Employers expect modest increases in the minimum wage but this government’s fast-tracking bigger increases is too much too quickly, at too high a cost.
“Hard-working Kiwis are already doing it tough because of the Labour-led Government’s poor policies, which are driving up the price of petrol, rent and other living costs.
“The best way to put more money in workers’ pockets is to let them keep more of what they earn. What good is raising the minimum wage if workers are being taxed to the eyeballs?”
An orchard owner in Central Otago is rallying against minimum wage increases, arguing reducing the income tax of a portion of low-wage earners would help them more and do less harm to small businesses.
But a tax expert says it makes more sense to give low-wage earners more social support than to ‘‘tinker’’ with the tax system. . .

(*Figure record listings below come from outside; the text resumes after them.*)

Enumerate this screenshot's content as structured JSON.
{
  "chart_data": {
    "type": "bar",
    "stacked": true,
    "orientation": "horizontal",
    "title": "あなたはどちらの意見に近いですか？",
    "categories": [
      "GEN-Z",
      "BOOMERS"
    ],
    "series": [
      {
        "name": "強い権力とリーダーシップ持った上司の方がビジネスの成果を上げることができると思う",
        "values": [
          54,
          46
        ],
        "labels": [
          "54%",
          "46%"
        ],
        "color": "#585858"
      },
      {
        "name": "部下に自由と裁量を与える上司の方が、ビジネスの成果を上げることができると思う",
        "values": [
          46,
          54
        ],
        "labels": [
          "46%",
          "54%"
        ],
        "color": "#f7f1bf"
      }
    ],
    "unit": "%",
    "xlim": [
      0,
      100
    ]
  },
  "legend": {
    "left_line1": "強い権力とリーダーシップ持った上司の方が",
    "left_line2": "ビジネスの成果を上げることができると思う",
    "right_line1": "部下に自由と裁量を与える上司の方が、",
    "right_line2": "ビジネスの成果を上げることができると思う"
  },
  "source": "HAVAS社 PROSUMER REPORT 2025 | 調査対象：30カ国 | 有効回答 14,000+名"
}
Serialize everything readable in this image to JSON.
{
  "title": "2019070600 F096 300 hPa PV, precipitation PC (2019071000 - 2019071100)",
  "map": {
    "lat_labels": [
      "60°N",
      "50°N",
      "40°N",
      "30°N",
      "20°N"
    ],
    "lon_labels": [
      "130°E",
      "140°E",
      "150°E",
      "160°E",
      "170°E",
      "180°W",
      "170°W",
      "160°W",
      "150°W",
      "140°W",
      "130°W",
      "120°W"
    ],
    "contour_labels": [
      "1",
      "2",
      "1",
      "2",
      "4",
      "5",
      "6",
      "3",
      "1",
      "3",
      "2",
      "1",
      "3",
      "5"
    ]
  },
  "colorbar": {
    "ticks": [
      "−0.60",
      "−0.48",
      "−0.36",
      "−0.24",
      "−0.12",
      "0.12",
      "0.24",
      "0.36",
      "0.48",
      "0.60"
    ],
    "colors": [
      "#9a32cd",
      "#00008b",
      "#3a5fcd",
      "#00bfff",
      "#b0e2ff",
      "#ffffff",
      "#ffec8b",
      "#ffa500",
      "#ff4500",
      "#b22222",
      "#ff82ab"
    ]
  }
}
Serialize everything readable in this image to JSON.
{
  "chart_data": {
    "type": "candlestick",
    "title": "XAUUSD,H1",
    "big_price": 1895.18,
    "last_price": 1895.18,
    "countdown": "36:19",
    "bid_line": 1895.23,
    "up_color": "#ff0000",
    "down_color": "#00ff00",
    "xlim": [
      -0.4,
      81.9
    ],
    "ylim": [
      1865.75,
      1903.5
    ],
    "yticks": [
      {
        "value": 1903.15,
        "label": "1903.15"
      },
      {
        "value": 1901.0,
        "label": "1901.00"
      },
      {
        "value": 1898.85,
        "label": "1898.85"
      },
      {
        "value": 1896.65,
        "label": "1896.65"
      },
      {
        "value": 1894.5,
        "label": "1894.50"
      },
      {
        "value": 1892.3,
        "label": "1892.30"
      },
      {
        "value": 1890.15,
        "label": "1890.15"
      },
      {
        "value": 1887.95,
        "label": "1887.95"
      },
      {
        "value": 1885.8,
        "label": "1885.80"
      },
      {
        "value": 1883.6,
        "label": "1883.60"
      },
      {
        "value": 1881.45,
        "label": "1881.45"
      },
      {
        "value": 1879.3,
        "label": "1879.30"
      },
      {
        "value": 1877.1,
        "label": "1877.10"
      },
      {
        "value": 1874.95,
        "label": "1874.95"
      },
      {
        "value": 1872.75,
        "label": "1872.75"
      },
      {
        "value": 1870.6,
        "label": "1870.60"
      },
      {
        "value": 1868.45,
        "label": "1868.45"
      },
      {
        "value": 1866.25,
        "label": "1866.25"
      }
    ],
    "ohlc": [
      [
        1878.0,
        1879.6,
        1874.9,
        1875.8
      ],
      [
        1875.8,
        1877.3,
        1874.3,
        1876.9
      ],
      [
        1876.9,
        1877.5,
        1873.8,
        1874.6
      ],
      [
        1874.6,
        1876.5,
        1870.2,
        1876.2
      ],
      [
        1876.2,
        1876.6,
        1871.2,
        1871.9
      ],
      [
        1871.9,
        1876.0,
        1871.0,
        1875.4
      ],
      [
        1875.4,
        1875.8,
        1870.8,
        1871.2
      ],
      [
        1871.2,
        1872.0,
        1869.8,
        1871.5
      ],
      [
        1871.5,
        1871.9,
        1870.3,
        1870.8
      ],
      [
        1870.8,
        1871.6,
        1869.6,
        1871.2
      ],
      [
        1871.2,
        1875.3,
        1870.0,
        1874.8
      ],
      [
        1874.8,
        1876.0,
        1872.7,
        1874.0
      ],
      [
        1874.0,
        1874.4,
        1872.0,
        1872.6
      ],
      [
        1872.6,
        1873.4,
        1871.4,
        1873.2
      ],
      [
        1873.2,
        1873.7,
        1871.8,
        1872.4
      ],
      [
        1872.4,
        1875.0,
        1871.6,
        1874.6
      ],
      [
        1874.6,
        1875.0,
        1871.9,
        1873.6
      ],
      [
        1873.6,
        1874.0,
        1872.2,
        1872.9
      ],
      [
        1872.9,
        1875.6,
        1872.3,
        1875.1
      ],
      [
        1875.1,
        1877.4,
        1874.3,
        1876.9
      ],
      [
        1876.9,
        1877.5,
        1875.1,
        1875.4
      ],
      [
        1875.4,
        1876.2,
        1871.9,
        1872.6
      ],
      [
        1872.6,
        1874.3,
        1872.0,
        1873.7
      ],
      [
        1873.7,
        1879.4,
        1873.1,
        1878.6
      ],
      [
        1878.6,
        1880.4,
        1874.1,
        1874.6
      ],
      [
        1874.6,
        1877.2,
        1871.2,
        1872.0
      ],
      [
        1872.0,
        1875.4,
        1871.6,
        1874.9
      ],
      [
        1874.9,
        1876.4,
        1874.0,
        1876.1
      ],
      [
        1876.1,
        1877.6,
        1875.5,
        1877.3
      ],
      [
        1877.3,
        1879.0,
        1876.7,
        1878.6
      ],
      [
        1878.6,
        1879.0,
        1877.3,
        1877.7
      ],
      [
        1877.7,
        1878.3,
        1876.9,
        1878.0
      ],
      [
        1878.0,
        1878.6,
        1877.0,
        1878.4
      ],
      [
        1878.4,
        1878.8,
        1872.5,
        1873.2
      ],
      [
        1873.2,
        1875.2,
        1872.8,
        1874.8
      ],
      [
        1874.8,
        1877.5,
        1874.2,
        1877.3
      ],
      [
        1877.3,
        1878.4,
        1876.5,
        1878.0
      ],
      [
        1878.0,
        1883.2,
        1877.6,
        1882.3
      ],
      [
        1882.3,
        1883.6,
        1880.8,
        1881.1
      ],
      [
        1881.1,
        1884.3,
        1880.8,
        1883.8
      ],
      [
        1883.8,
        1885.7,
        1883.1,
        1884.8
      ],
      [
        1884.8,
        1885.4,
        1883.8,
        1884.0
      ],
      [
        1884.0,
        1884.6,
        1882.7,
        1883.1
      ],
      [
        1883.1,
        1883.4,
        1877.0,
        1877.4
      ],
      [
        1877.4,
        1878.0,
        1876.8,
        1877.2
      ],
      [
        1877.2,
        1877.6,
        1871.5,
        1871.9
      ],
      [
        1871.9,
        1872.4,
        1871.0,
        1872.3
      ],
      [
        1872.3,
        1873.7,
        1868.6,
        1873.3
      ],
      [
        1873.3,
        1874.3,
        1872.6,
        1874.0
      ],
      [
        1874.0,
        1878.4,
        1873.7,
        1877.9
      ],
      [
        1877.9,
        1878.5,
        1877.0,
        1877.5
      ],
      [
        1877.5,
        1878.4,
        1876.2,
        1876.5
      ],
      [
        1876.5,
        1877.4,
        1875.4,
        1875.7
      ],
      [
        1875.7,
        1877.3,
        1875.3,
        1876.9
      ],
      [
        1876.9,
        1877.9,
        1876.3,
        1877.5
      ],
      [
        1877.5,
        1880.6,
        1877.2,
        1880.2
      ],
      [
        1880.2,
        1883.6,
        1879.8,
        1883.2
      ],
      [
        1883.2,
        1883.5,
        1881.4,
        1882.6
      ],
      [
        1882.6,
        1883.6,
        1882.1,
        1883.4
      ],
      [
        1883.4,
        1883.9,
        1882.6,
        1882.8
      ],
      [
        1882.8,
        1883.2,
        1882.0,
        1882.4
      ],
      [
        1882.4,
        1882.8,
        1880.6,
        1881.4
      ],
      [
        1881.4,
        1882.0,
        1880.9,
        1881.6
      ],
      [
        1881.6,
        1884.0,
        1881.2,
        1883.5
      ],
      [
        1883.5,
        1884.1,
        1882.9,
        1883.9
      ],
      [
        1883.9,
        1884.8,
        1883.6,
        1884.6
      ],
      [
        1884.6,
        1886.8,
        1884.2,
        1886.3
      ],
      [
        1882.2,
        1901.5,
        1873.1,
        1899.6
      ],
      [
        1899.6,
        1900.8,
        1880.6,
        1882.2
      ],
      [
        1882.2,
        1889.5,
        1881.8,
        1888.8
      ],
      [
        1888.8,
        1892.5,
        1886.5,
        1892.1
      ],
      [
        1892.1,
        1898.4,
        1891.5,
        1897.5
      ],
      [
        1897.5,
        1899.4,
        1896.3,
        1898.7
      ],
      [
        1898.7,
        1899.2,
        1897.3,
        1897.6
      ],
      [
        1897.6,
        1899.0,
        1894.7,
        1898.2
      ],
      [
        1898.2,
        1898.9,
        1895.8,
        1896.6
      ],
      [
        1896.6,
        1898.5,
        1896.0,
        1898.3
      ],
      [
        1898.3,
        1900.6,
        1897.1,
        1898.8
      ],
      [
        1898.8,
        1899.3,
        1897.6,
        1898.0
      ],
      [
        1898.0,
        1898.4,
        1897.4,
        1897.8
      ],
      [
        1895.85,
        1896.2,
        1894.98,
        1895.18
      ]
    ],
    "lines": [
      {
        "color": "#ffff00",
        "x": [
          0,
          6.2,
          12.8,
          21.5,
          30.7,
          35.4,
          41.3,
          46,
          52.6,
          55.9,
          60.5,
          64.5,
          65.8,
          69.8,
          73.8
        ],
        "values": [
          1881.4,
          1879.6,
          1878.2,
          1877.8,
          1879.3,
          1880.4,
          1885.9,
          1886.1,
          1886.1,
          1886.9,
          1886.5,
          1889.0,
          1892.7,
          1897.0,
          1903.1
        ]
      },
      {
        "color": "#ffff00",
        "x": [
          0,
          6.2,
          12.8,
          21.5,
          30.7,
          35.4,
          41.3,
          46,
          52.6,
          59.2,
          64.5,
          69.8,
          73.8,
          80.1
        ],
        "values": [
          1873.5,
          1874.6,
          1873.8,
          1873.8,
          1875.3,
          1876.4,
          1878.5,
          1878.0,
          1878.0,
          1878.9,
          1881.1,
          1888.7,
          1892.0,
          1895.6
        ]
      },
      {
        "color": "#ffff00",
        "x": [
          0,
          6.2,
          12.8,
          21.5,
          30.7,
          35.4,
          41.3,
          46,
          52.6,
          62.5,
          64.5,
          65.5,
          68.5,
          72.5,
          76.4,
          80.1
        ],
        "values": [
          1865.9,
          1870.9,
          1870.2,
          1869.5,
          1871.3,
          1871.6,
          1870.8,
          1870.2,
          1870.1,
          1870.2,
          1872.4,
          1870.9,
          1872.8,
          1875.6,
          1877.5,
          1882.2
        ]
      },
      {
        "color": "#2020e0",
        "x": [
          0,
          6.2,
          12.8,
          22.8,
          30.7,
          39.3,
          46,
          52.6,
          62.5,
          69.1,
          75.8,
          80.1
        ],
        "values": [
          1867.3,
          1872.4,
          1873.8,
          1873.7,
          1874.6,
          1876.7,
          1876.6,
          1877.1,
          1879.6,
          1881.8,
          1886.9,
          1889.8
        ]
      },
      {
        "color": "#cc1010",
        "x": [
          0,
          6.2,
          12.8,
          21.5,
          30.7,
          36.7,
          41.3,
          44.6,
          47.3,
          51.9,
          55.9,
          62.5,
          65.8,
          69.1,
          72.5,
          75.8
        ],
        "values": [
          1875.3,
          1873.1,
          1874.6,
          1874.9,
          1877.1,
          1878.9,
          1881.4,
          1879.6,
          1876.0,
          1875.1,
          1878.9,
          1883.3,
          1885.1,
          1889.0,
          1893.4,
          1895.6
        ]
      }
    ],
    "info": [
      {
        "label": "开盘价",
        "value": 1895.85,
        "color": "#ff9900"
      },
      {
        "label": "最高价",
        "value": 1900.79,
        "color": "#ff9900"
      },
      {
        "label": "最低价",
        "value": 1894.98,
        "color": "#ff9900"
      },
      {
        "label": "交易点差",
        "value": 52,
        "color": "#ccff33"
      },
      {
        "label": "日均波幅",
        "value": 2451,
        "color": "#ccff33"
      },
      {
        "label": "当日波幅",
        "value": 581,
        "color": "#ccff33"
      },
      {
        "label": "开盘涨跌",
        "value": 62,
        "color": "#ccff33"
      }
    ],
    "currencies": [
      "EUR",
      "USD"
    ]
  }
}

The business owner said she did not want to be named out of concern people might react angrily to her view the minimum wage should not be increased.
‘‘I’m all for people getting more money in their pocket.
‘‘The Government needs to look at how they can ensure lower-paid people get more in their wage packet, without damaging especially smaller companies.
‘‘What is the point of more money in a pay packet if the result of that is that it is going to cost jobs, and it gets swallowed up by higher prices for the basics, like fuel and electricity and rents and groceries?’’
Wage rises are a cost to business . If they’re not at least matched by a gain in profit businesses have to increase prices to compensate. That feeds into the economy and soon eats into any increase in pay. If people are paid more but have to pay more for goods and services they’re no better off, and if there are fewer jobs those who lose, or can’t get, a job are worse off.
She said she had a better idea of how to get more money to low-wage earners.
‘‘If they’re going to up wages all the time why don’t they bring the PAYE [rate] down?
‘‘Lower-paid people can have an immediate solid increase in their take-home packet.’’
If you follow the principle of less tax on things we want to encourage and more on things we don’t, tax cuts on wages is good. The trouble is most lower to middle income people pay little or no net tax.
Tax specialist and managing partner at Findex in Dunedin Scott Mason said he had a lot of sympathy for business owners struggling with the increasing cost of wages.
He agreed with the orchard owner the increase in minimum wages could lead to employers not hiring new staff.
‘‘They’ll defer taking an employee on for a longer period of time. Which then has a counterintuitive impact on the economy, accepting of course we’ve got pretty full employment at the moment.
But reducing the income tax low-wage earners paid was ‘‘tinkering with our overall tax settings’’.
‘‘The reality is those on minimum wage — when you take into account their tax rate and their social benefits — aren’t generally net taxpayers anyway.
‘‘We’re basically using the tax system, the people who are net taxpayers, to subsidise [low-wage earners] further.
‘‘It may or may not be right — it’s just a much wider debate is the point I’m making.’’
He said it would be a better idea to increase social welfare to help those more in need.
‘‘If you were going to use the tax system to do it, you’d be better off tinkering with the likes of Working for Families or those sorts of things rather than changing tax rates.
‘‘If you change the tax rate then it affects all taxpayers.’’
If you increase WFF it affects all taxpayers too because that’s who pays for it.
What we need is increased productivity and profits and a reduction in business taxes could help that.
That in turn could lead to sustainable growth in the economy which would, in time, lead to sustainable increases in wages.
That would be much better than wage increases by government decree which have nothing to do with the value of the work employees do, nothing to do with a businesses ability to pay that additional cost and a lot to do with job losses.